On 21st May 2021 we left Agadir, trying to avoid all the fishing boats that you wouldn’t be able to see very well. We were trying to take them port to port and they were taking us starboard to starboard which annoyed me a lot.
We hadn’t seen calmer sea than that. It was a beautiful sunny day with reasonable waves. I was sunbathing. It looked like paradise. We also saw a beautiful baby pigeon who was pushed away from land by the wind current. Only God knows what happened with it but I believe that the little bird didn’t make it. It was too far away from land.
Little did we know that this was the calm before the storm.
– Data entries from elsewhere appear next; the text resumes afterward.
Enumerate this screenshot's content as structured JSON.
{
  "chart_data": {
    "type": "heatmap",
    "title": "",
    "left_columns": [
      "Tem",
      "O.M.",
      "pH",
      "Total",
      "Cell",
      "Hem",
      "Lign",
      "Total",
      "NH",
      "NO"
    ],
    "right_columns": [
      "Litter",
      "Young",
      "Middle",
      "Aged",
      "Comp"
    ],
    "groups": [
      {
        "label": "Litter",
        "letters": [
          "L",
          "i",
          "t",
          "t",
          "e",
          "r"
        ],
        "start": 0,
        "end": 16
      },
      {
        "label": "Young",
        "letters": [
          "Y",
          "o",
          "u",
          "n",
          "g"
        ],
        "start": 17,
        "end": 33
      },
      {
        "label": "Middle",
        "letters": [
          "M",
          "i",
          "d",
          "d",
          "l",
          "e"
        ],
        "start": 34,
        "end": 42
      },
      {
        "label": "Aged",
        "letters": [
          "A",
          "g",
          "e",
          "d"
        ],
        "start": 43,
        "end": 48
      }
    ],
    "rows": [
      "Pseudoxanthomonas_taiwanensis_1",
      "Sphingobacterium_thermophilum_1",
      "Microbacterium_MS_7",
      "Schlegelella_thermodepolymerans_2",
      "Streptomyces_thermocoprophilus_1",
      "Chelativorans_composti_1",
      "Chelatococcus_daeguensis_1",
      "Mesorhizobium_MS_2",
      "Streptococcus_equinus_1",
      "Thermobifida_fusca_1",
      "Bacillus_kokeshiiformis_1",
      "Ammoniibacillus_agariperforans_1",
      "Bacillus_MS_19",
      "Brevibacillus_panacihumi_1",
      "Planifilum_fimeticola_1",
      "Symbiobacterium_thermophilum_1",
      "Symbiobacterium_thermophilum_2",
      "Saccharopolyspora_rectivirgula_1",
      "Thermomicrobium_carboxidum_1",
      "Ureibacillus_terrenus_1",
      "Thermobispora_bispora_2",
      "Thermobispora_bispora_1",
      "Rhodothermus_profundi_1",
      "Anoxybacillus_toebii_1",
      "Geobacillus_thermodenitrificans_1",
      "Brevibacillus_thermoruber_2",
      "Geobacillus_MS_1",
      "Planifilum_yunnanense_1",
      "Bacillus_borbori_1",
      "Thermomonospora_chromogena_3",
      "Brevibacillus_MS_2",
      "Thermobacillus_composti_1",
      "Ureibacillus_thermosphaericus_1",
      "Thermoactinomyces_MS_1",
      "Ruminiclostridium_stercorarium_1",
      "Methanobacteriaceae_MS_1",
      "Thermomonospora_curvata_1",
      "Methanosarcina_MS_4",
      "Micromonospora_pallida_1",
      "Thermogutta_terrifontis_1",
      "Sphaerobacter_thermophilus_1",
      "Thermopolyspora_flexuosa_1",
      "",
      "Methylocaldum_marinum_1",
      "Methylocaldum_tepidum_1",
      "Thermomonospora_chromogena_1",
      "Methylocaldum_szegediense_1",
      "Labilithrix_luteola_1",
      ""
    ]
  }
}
The wind started to strengthen by the minute until it reached over 35 knots. It was officially a storm. The waves also strengthened making it unsafe to go on the cockpit. We thought all was going to be better when the night came but no. The auto-helm was malfunctioning and my dad had to rerset it twice. The healing was also horrendous as my mum and I thought that we was going to capsize so we didn’t have any sleep that night.
We thought it was going to get better in the morning but no. The auto-helm broke and my dad had to steer in the strong winds and massive waves. All our electrics started malfunctioning: even our GPS so for an hour we didn’t know exactly where we were going. Luckily my dad had a bearing and kept that 270 degrees (west) until it started working. I had to stay in the inside cockpit to tell my dad where to go. The current was pushing us to Fuerteventura but we insisted to go to go to Lanzarote.
It was so rough that you couldn’t go to the toilet. The main head (toilet) had broke so the only one available was my head in the fore cabin. You would get thrown around Mistress until you reached it and when you reached it and opened the door, you couldn’t sit down. I literally had three mental breakdowns because I was not able to go the the loo. My mum then calmed me down and I went to check if there were any phone numbers for the marina. When I actually went to the loo I broke the toilet adding another problem to the list.
We reached Puerto Calero at 8pm, knackered and starving for food. We couldn’t even call them via the VHF as it wasn’t working. By then I vowed never to go on a boat again.